Democratic state lawmakers are talking about staying away from the Capitol to deny the Legislature the minimum number needed to convene. Republican Atty. Gen. Ken Paxton posted that any Democrats who did that should be arrested.

Lawmakers can be fined up to $500 a day for breaking a quorum after the House changed its rules when Democrats initiated a walkout in 2021. Despite the new penalties, Democratic state Rep. Trey Martinez Fischer, who led the walkout in 2021, left open the possibility of another.

“I don’t think anybody should underestimate the will of Texas Democrats,” he said.

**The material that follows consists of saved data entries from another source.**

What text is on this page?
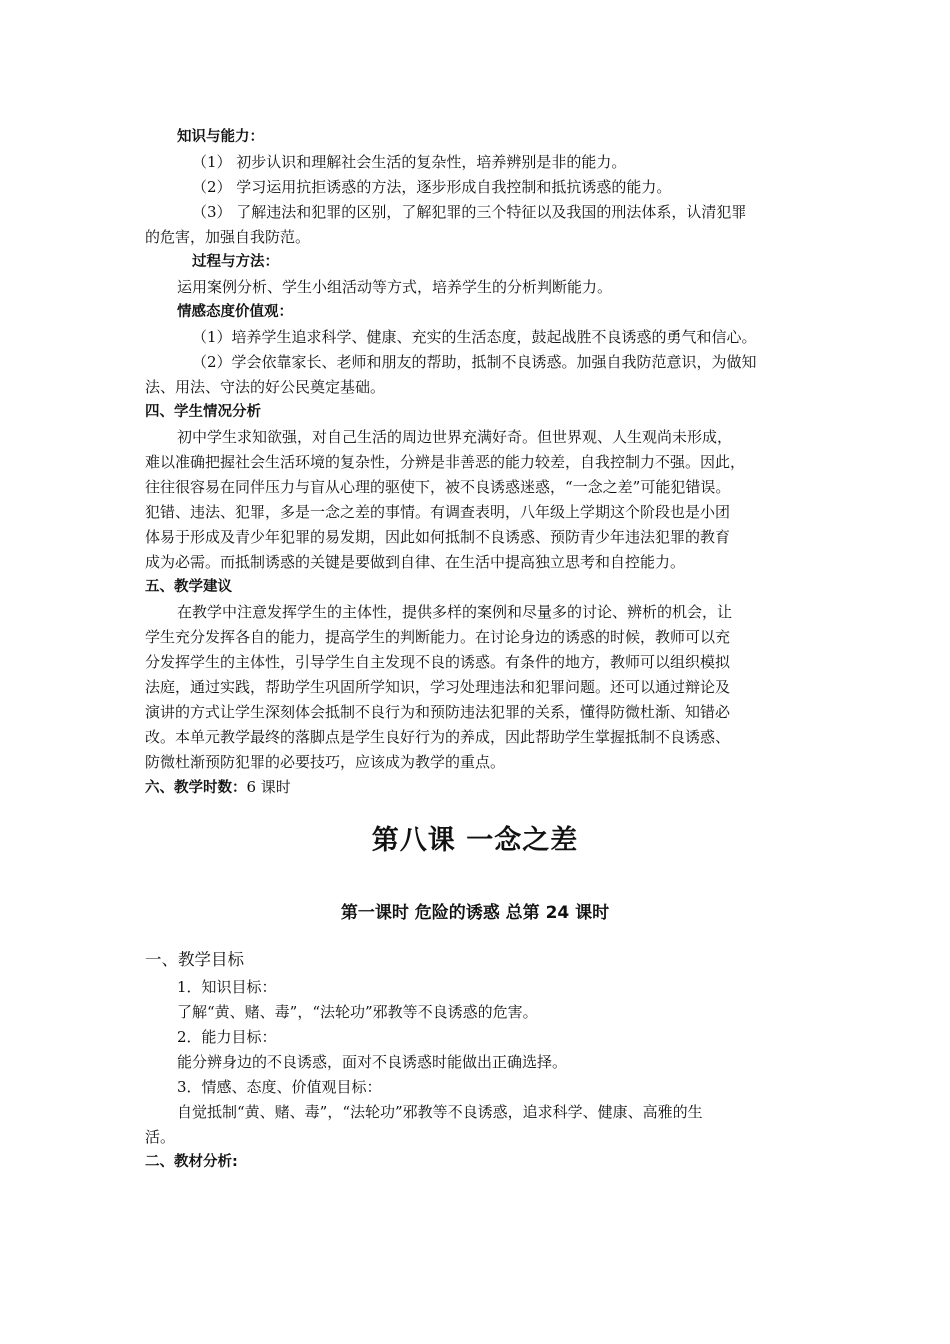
知识与能力：
（1） 初步认识和理解社会生活的复杂性，培养辨别是非的能力。
（2） 学习运用抗拒诱惑的方法，逐步形成自我控制和抵抗诱惑的能力。
（3） 了解违法和犯罪的区别，了解犯罪的三个特征以及我国的刑法体系，认清犯罪
的危害，加强自我防范。
过程与方法：
运用案例分析、学生小组活动等方式，培养学生的分析判断能力。
情感态度价值观：
（1）培养学生追求科学、健康、充实的生活态度，鼓起战胜不良诱惑的勇气和信心。
（2）学会依靠家长、老师和朋友的帮助，抵制不良诱惑。加强自我防范意识，为做知
法、用法、守法的好公民奠定基础。
四、学生情况分析
初中学生求知欲强，对自己生活的周边世界充满好奇。但世界观、人生观尚未形成，
难以准确把握社会生活环境的复杂性，分辨是非善恶的能力较差，自我控制力不强。因此，
往往很容易在同伴压力与盲从心理的驱使下，被不良诱惑迷惑，“一念之差”可能犯错误。
犯错、违法、犯罪，多是一念之差的事情。有调查表明，八年级上学期这个阶段也是小团
体易于形成及青少年犯罪的易发期，因此如何抵制不良诱惑、预防青少年违法犯罪的教育
成为必需。而抵制诱惑的关键是要做到自律、在生活中提高独立思考和自控能力。
五、教学建议
在教学中注意发挥学生的主体性，提供多样的案例和尽量多的讨论、辨析的机会，让
学生充分发挥各自的能力，提高学生的判断能力。在讨论身边的诱惑的时候，教师可以充
分发挥学生的主体性，引导学生自主发现不良的诱惑。有条件的地方，教师可以组织模拟
法庭，通过实践，帮助学生巩固所学知识，学习处理违法和犯罪问题。还可以通过辩论及
演讲的方式让学生深刻体会抵制不良行为和预防违法犯罪的关系，懂得防微杜渐、知错必
改。本单元教学最终的落脚点是学生良好行为的养成，因此帮助学生掌握抵制不良诱惑、
防微杜渐预防犯罪的必要技巧，应该成为教学的重点。
六、教学时数：6 课时
第八课 一念之差
第一课时 危险的诱惑 总第 24 课时
一、教学目标
1．知识目标：
了解“黄、赌、毒”，“法轮功”邪教等不良诱惑的危害。
2．能力目标：
能分辨身边的不良诱惑，面对不良诱惑时能做出正确选择。
3．情感、态度、价值观目标：
自觉抵制“黄、赌、毒”，“法轮功”邪教等不良诱惑，追求科学、健康、高雅的生
活。
二、教材分析:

Texas is not the only Republican state engaged in mid-decade redistricting. After staving off a ballot measure to expand the power of a mapmaking commission last election, Ohio Republicans hope to redraw their congressional map from a 10-5 one favoring the GOP to one as lopsided as 13 to 2, in a state Trump won last year with 55% of the vote.

GOP sees momentum

Some Democratic leaders have suggested that states where their party is in control should counter the expected redraw in Texas. “We have to be absolutely ruthless about getting back in power,” former Texas Rep. Beto O’Rourke said Sunday on CNN.

But Democrats have fewer options. More of the states their party controls do not allow elected partisans to draw maps and entrust independent commissions to draw fair lines.

Among them is California, where Gov. Gavin Newsom has floated the long-shot idea of working around the state’s commission.

The few Democratic-controlled states that do allow elected officials to draw the lines, such as Illinois, have already seen Democrats max out their advantages.

Trump and his allies have been rallying Texas Republicans to ignore whatever fears they may have and to go big.

On Tuesday, the president posted on his social media site a reminder of his record in the state in the November election: “Won by one and a half million Votes, and almost 14%. Also, won all of the Border Counties along Mexico, something which has never happened before. I keep hearing about Texas ‘going Blue,’ but it is just another Democrat LIE.”

Texas has long been eyed as a state trending Democratic because of its growing nonwhite population. But those communities swung right last year and helped Trump expand his margin to nearly 14 percentage points, a significant improvement on his 5½-point win in 2020.

Michael Li, a Texas native and longtime watcher of the state at the Brennan Center for Justice in New York, said there’s no way to know whether that trend will continue in next year’s elections or whether the state will shift back toward Democrats.

“Anyone who can tell you what the politics of Texas looks like for the balance of the decade has a better crystal ball than I do,” Li said.

One region of the state where Republican gains have been steady is the Rio Grande Valley, which runs from the Gulf of Mexico along much of the state’s southern border. The heavily Latino region, where many Border Patrol officers live, has rallied around Trump’s anti-immigration message and policies.

As a result, Gonzalez and the area’s other Democratic congressman, Henry Cuellar, have seen their reelection campaigns get steadily tighter. They are widely speculated to be the two top targets of the new map.

The GOP is expected to look to the state’s three biggest cities to find its other Democratic targets. If mapmakers scatter Democratic voters from districts in the Houston, Dallas and Austin areas, they could get to five additional seats.

But in doing so, Republicans face a legal risk on top of their electoral one: that they break up districts required by the Voting Rights Act to have a critical amount of certain minority groups. The goal of the federal law is to enable those communities to elect representatives of their choosing.

The Texas GOP already is facing a lawsuit from civil rights groups alleging its initial 2021 map did this. If this year’s redistricting is too aggressive, it could trigger a second complaint.

“It’s politically and legally risky,” Li said of the redistricting strategy. “It’s throwing caution to the winds.”

Riccardi and Lathan write for the Associated Press and reported from Denver and Austin, respectively.